Dans un contexte de crise économique et sociale qui inquiète et menace l’ensemble des salariés, des chômeurs et des jeunes, devant les choix, distillés d’annonces en contre annonces, du gouvernement qui s’obstine à retarder le moment de réelles concertations sur l’avenir du système de retraites, la FSU estime que les mobilisations du 27 mai ont montré une réelle détermination des salariés à peser pour assurer l'avenir du système de retraites par répartition.

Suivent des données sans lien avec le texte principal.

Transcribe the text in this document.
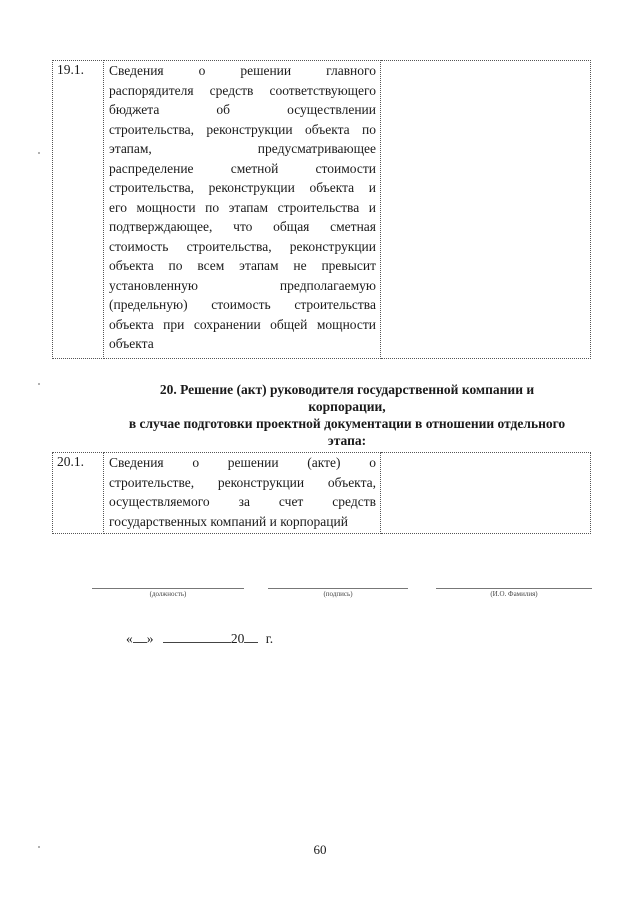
19.1.	Сведения о решении главного
распорядителя средств соответствующего
бюджета об осуществлении
строительства, реконструкции объекта по
этапам, предусматривающее
распределение сметной стоимости
строительства, реконструкции объекта и
его мощности по этапам строительства и
подтверждающее, что общая сметная
стоимость строительства, реконструкции
объекта по всем этапам не превысит
установленную предполагаемую
(предельную) стоимость строительства
объекта при сохранении общей мощности
объекта

20. Решение (акт) руководителя государственной компании и
корпорации,
в случае подготовки проектной документации в отношении отдельного
этапа:
20.1.	Сведения о решении (акте) о
строительстве, реконструкции объекта,
осуществляемого за счет средств
государственных компаний и корпораций

(должность)	(подпись)	(И.О. Фамилия)
« »	20 г.
60
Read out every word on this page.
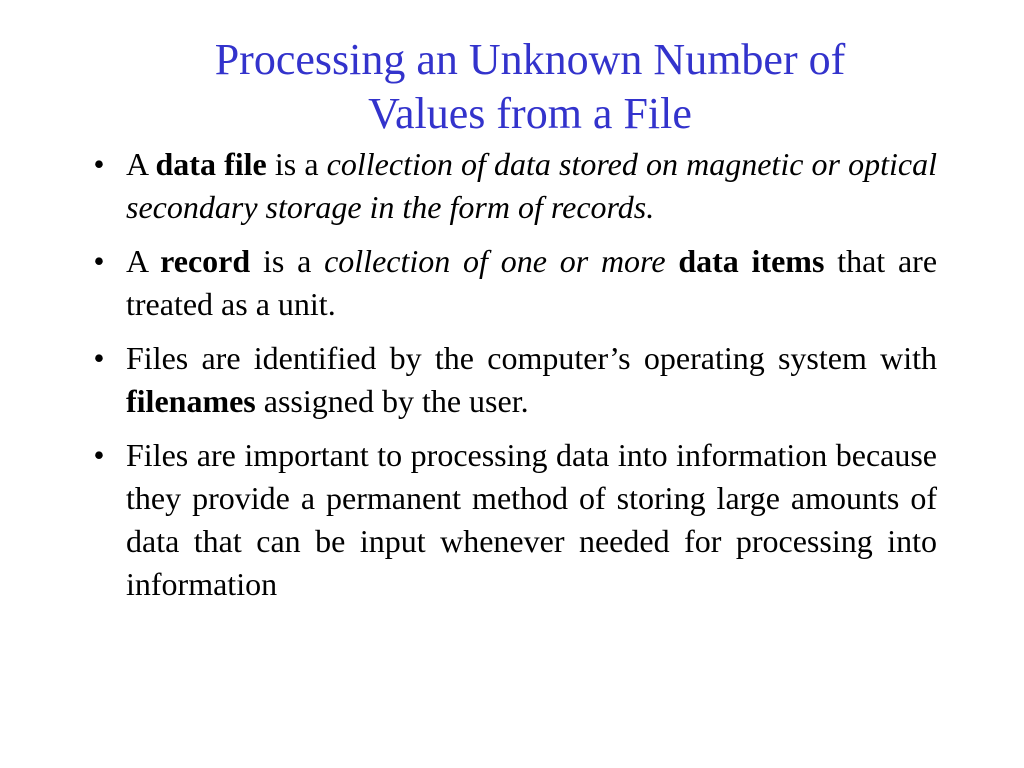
Processing an Unknown Number of
Values from a File
• A data file is a collection of data stored on magnetic or optical secondary storage in the form of records.
• A record is a collection of one or more data items that are treated as a unit.
• Files are identified by the computer’s operating system with filenames assigned by the user.
• Files are important to processing data into information because they provide a permanent method of storing large amounts of data that can be input whenever needed for processing into information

Malgré cet avertissement, le gouvernement, avec mépris, affirme maintenir son cap. Face à cette volonté gouvernementale d'imposer de mauvaises réponses à la question posée de l'avenir des retraites et considérant que rien n’est joué, l’intersyndicale CGT, CFDT, FSU, Solidaires et UNSA a décidé d'appeler les salarié(e)s du public du privé à se mobiliser à nouveau le 24 juin.
La FSU demande fermement au Ministre du travail de faire maintenant toute la lumière sur ses intentions en matière « d’harmonisation entre le public et le privé » et notamment sur l'attaque contre le Code des pensions.
Elle n'accepte pas les annonces du recul de l’âge légal de départ à la retraite et l'allongement de la durée de cotisation qui seront source d'inégalités comme elle n’acceptera aucune nouvelle dégradation de la situation des fonctionnaires et des agents publics, à commencer par le niveau de leurs salaires et de leurs pensions. Le gouvernement tente de faire croire que ce sont les seules solutions possibles face à la crise.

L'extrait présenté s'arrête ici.